Kac-Rice inspired approach to non-Hermitian random matrices

TL;DR

This paper introduces a novel method based on the Kac-Rice formula to analyze the joint distribution of eigenvalues and eigenvectors in non-Hermitian random matrices, with applications to various ensembles and perturbations.

Contribution

The paper develops a new approach for analyzing eigenvalue-eigenvector joint distributions in non-Hermitian matrices, extending the Kac-Rice method to this context.

Findings

Derived joint probability densities for specific matrix ensembles.

Identified a new 'weak non-reality' scaling regime near the real axis.

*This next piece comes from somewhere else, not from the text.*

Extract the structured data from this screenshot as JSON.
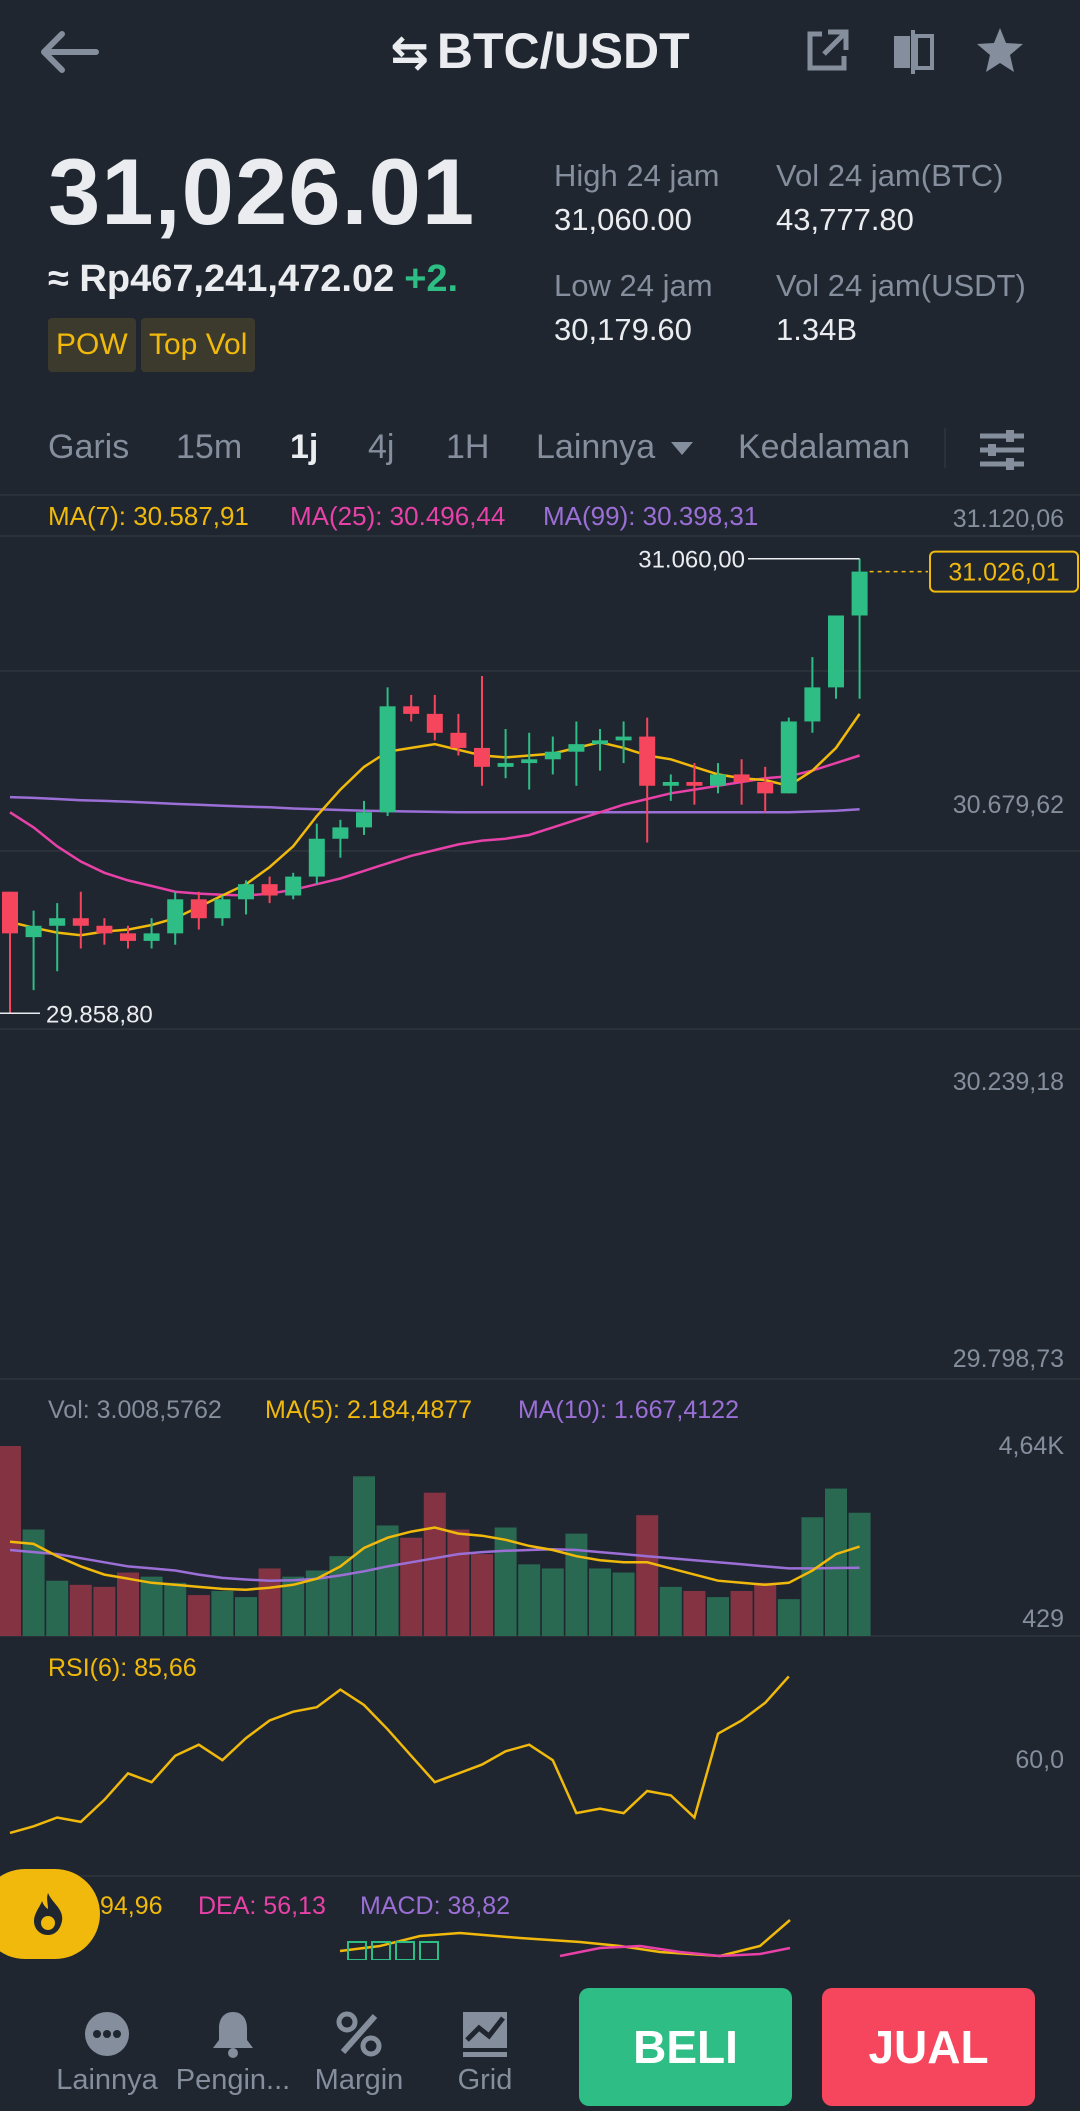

Analyzed eigenvalue and eigenvector distributions under rank-one perturbations.

Abstract

We suggest a method of analyzing the joint probability density (JPD) ${\cal P}_N(z,{\bf v})$ of an eigenvalue $z$ and the associated right eigenvector ${\bf v}$ (normalized with ${\bf v}^*{\bf v}=1$) for non-Hermitian random matrices of a given size $N\times N$. The approach is essentially based on the Kac-Rice counting formula applied to the associated characteristic polynomial combined with a certain integral identity for the Dirac delta function of such a polynomial. To illustrate utility of the general method we derive ${\cal P}_N(z,{\bf v})$ in the two particular cases: (i) one-parameter family of matrices interpolating between complex Ginibre and real Ginibre ensembles and (ii) a complex Ginibre matrix additively perturbed by a general fixed matrix. In particular, in the former case we analyze the formation of an excess of eigenvalues in the vicinity of the real axis on approaching the real Ginibre limit, which eventually gives rise to the existence of a new scaling regime of "weak non-reality" as $N\to \infty$. In the second case we further analyze non-Hermitian Rosenzweig-Porter model which recently attracted considerable interest in physics literature. In addition, we provide new insights into eigenvalue and eigenvector distribution for a general rank one perturbation of complex Ginibre matrices of finite size $N$, and in the structure of an outlier emerging as $N\gg 1$. Finally we discuss a generalization of the proposed method which is expected to be suitable for analysis of JPD involving both left- and right eigenvectors.